Eleanor’s step faltered for a moment, but she covered it quickly. “I’m sorry about the article…”

“Don’t.” He increased his speed, so that she almost had to jog to keep up with him. The corridor came to an end with large windows overlooking a lush garden and then the desert beyond, but there was a hallway to the left, and one to the right. He took the latter, not pausing to allow her breath, let alone to enjoy the spectacular view that fell away from them.

“You think you can simply apologise after three years?”

“You wouldn’t speak to me,” she reminded him stiffly, but it was with a vocal rigidity that hid her trembling emotions.

“I was a little busy,” he muttered, subjecting her to the full force of his mocking glare. “My father died, you might recall, shortly after your filthy exposé hit the news.”

Eleanor’s stomach rolled and without even trying, she mentally conjured the article. She could see the headline: BILLIONAIRE LOTHARIO and the picture that had accompanied it – a rather unflattering long-lens photo of Stavros Heranedes clearly inebriated with a young, half-naked woman sitting in his lap.

It had been awful. Gutter press at its worst.
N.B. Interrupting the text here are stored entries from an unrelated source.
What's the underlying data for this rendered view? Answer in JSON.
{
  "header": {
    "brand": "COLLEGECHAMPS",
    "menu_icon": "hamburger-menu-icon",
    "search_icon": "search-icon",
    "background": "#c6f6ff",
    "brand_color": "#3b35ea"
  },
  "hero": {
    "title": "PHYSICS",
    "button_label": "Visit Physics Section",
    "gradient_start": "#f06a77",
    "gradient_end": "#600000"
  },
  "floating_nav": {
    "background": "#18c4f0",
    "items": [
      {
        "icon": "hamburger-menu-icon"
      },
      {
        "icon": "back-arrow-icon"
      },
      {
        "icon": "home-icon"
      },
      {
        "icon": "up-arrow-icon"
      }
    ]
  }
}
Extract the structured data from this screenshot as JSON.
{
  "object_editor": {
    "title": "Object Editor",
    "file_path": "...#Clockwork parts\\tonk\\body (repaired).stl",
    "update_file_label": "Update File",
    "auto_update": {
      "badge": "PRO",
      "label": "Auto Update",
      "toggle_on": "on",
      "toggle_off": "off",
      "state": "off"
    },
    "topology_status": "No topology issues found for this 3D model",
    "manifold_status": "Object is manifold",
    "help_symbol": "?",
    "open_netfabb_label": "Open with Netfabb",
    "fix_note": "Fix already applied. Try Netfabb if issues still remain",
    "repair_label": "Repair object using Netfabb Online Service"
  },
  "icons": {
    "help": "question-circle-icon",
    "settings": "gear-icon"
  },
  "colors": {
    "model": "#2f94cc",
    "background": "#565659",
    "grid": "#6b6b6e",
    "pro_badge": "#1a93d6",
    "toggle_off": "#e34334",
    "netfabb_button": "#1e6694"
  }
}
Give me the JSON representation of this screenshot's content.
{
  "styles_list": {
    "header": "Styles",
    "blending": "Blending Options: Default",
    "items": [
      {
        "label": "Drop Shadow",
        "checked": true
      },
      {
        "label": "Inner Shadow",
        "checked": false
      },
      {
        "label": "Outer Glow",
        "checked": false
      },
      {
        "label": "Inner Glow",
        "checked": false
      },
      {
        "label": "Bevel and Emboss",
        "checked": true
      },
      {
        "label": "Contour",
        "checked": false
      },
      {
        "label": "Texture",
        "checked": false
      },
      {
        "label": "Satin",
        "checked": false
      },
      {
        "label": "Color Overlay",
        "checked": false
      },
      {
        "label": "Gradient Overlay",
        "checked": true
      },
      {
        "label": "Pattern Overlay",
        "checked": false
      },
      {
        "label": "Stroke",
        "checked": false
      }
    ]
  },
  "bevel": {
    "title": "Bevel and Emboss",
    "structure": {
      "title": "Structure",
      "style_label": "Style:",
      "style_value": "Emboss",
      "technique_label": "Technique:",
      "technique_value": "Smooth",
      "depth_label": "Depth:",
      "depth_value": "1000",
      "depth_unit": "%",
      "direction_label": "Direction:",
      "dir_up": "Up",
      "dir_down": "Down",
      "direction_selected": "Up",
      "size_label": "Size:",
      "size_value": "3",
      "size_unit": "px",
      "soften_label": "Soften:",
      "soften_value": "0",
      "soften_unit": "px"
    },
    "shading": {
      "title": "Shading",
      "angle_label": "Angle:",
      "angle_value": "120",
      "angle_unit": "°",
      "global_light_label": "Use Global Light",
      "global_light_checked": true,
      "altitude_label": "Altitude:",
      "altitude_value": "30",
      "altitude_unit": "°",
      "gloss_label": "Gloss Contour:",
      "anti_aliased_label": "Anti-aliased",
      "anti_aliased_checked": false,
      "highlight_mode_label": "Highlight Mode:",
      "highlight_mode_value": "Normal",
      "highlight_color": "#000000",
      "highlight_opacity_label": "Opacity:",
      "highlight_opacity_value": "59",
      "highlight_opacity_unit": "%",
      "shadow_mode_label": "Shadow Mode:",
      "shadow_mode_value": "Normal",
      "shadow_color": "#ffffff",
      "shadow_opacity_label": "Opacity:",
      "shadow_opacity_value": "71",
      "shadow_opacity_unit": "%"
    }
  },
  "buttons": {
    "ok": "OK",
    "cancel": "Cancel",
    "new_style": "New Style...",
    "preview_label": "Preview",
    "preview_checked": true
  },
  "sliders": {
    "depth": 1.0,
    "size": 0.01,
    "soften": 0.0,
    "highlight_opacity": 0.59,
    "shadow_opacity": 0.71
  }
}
Her part in that still had the power to fill her with shame.

“I was sorry to hear about Stavros --,”

Now Apollo stopped walking and the look he reserved for Eleanor was brimming with contempt. “You do not get to use his name to me,” Apollo said darkly. “You do not deserve to speak of him, to think of him.” He raked his cold, hateful gaze over her body, landing with utter disgust on her pale face. He resumed walking, and she didn’t think about not going with him.

But every step forward had her stomach dropping lower and lower, so that, by the time he came to a stop at the top of a spiraling marble staircase, she was almost nauseous with guilt.